Of course I cannot judge whether the interference around 400Hz in your example is caused by the floor bounce, I will assume that it is and try to clarify the contradiction.
It is physically not possible to fill up the floor bounce (for a fixed listening position) caused by time delay difference (of a reflection) of a chassis with EQ.
In the example of the mid-bass horn, the delay time difference results in a phase shift cancellation - the reflected sound covers a longer distance than the direct sound. This cannot be eliminated by increasing the sound pressure level of the axis frequency response.
How is it possible that you managed to eliminate the floor bounce via EQ?
Fortunately there is not only this one floor reflection, but many more.

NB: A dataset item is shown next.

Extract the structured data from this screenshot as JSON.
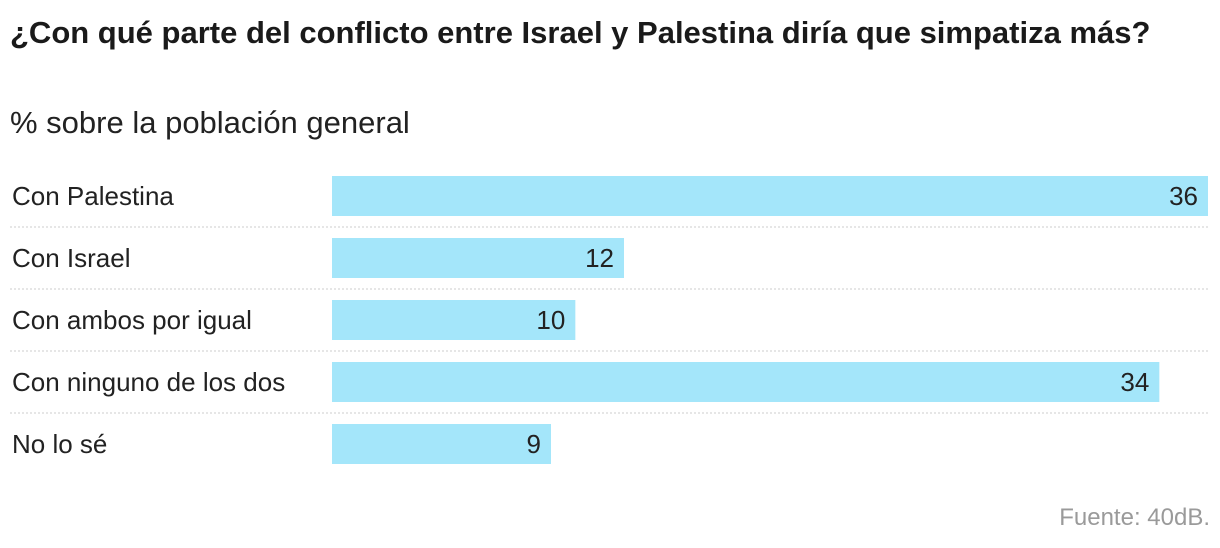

These other reflections always fill up the floor bounce a bit on average. And these other reflections allow the floor bounce to seemingly fill up by raising the axis frequency response in the affected area - the floor bounce itself is still there unchanged.
If these reflections were absent or very weak, it wouldn't work, because 5dB increase on axis also inevitably increases the floor reflection by 5dB and nothing would be gained.
This leads us directly to the price to pay to seemingly smooth the floor bounce with EQ.
If the sound pressure in the affected area has to be raised by 5dB to compensate, this naturally has consequences for the chassis: higher harmonic distortion, more IMD, ...
If the listener changes his listening position by only 0.2m towards the loudspeaker, this can already lead to a shift of the floor bounce at 400-500Hz, which means that the EQ is no longer optimal.